Maintain hold  with a lower target price (TP) of RM4.40: Selangor Properties Bhd’s first half ended April 30, 2018 (1HFY18) core net profit came in below expectations at 40% of our full-year estimate and 42% of the Bloomberg consensus number.

The underperformance was due to higher-than-expected costs arising from AIRA Residence’s marketing efforts.

Excluding forex loss (RM53.8 million), gains from disposals (RM2.2 million) and mark-to-market loss (RM11.5 million) on financial and investment assets, 1HFY18 core net profit rose 23% year-on-year (y-o-y) on stronger revenue (+7% y-o-y).

The higher 1HFY18 revenue was driven by improvements in property development (+47.6% y-o-y) supported by AIRA Residence, and better sales from Australian operations (+16.2% y-o-y) due to higher rental income, which offsets the 15.5% y-o-y sales decline in investment holding.

Loss before tax of RM28.6 million was recorded in 1HFY18 dragged down by forex losses in investment holding with the strengthening of the ringgit against the US dollar. This offsets the narrowing losses in property development and higher profits from the Australian operations.

We believe the overall property outlook for 2018 remains bleak, amid an unfavourable macro environment.

The approval freeze on luxury projects (including shopping complexes, offices, serviced apartments and condominiums priced above RM1 million), low affordability and mismatch between supply and demand, are still risks to private developers’ sales.

The group has put mixed development Wisma Damansara under review due to the muted market outlook.

We cut our FY18 to FY20 forecast earnings per share by 3% to 8% to reflect the higher-than-expected marketing expenses and changes in project timelines.
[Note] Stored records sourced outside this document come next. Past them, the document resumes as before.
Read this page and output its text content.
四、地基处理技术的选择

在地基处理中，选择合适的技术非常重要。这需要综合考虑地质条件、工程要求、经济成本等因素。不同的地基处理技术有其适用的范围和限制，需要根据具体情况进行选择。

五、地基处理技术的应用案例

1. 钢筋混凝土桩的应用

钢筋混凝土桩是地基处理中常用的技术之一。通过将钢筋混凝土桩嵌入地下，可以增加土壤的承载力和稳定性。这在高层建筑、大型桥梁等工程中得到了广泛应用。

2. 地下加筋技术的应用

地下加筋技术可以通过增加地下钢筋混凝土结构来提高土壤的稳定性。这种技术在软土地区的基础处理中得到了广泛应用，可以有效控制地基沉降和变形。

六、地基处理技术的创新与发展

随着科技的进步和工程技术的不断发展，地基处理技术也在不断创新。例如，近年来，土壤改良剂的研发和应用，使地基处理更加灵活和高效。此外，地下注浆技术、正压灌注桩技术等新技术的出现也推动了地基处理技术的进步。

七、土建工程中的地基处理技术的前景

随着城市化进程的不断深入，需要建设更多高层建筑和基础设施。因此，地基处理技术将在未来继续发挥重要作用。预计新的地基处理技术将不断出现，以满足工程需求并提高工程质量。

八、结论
Nonetheless, we still expect stronger 2HFY18 earnings in the property development division, arising from work progress recognition on units of AIRA Residence sold.
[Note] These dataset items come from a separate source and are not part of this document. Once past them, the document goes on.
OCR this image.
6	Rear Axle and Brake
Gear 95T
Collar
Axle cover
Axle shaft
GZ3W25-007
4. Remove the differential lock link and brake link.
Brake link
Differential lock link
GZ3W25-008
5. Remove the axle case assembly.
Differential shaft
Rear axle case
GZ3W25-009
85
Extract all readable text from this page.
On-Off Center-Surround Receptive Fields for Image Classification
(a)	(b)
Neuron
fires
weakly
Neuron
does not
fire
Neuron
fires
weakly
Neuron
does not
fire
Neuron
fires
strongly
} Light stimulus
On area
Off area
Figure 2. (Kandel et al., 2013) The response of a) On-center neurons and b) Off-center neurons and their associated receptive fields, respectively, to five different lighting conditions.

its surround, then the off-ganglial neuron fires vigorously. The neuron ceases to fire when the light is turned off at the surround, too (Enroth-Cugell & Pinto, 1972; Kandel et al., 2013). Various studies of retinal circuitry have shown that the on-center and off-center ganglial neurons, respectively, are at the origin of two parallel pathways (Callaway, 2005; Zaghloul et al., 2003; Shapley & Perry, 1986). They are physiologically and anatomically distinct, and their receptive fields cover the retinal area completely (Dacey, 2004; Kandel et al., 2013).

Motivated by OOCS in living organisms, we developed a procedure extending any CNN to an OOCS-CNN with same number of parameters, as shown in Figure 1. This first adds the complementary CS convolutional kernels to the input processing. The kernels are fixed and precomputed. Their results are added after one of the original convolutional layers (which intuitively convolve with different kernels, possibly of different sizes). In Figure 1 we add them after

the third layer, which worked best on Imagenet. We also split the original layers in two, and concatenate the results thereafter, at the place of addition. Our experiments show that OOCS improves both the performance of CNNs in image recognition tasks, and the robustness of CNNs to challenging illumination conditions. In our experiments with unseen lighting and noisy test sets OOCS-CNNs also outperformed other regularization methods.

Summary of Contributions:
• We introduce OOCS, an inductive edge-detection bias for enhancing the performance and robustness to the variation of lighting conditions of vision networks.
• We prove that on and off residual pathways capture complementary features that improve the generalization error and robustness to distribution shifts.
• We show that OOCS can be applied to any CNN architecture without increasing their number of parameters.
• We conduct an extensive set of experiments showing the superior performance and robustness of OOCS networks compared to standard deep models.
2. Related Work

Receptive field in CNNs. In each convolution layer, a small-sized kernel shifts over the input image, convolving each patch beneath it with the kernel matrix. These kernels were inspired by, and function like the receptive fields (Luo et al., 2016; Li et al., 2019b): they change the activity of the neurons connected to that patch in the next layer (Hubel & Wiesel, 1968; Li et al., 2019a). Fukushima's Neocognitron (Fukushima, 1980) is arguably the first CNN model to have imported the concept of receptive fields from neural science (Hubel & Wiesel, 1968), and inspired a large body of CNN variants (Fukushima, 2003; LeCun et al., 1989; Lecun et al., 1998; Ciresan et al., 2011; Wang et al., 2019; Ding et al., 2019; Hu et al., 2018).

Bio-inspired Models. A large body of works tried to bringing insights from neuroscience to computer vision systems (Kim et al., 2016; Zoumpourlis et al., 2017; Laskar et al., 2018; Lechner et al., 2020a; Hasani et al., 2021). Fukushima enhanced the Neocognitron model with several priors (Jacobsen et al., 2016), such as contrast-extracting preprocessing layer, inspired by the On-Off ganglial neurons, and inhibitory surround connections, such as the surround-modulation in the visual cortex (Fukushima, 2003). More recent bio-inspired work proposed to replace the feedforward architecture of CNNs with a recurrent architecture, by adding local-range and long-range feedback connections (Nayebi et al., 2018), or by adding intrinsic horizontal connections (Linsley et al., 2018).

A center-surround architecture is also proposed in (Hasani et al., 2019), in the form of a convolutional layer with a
Although earnings prospects seem intact in FY18F, in our view, the stock may remain undervalued due to its low return on equity of just 2% to 5% from FY18 to FY20.

Our TP is cut to RM4.40 as we widen our realised net asset value discount to 60% from 50% previously, after factoring in the rising interest rate environment.
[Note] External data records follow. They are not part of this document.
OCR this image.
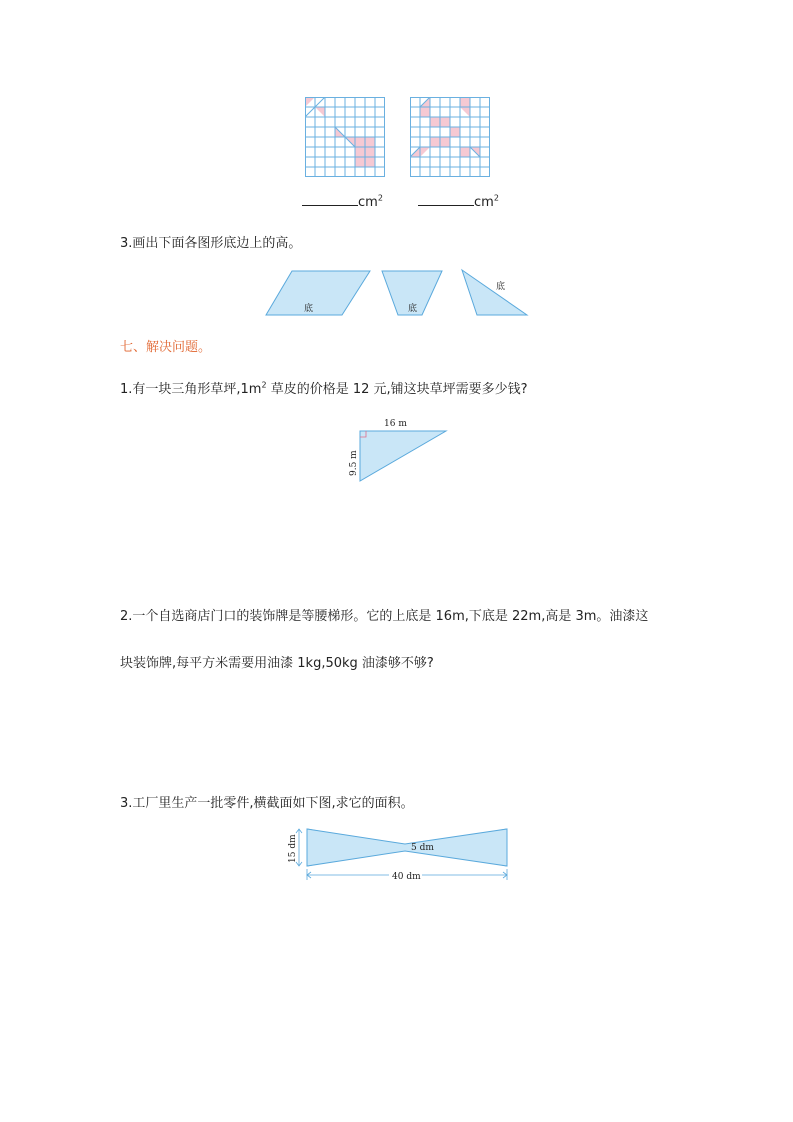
$cm^2$	$cm^2$
3.画出下面各图形底边上的高。
底	底
底
七、解决问题。
1.有一块三角形草坪$,1m^2$ 草皮的价格是 12 元,铺这块草坪需要多少钱?
16 m
9.5 m
2.一个自选商店门口的装饰牌是等腰梯形。它的上底是 16m,下底是 22m,高是 3m。油漆这
块装饰牌,每平方米需要用油漆 1kg,50kg 油漆够不够?
3.工厂里生产一批零件,横截面如下图,求它的面积。
15 dm	5 dm
40 dm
The large discount reflects the uncertainty over its land bank development time frame and low trading liquidity. Thus, we maintain “hold”.

The key upside risk to our “hold” call is faster-than-expected development of its land bank while the key downside risk is a deterioration in property market sentiment. — CGSCIMB Research, June 26

This article first appeared in The Edge Financial Daily, on June 28, 2018.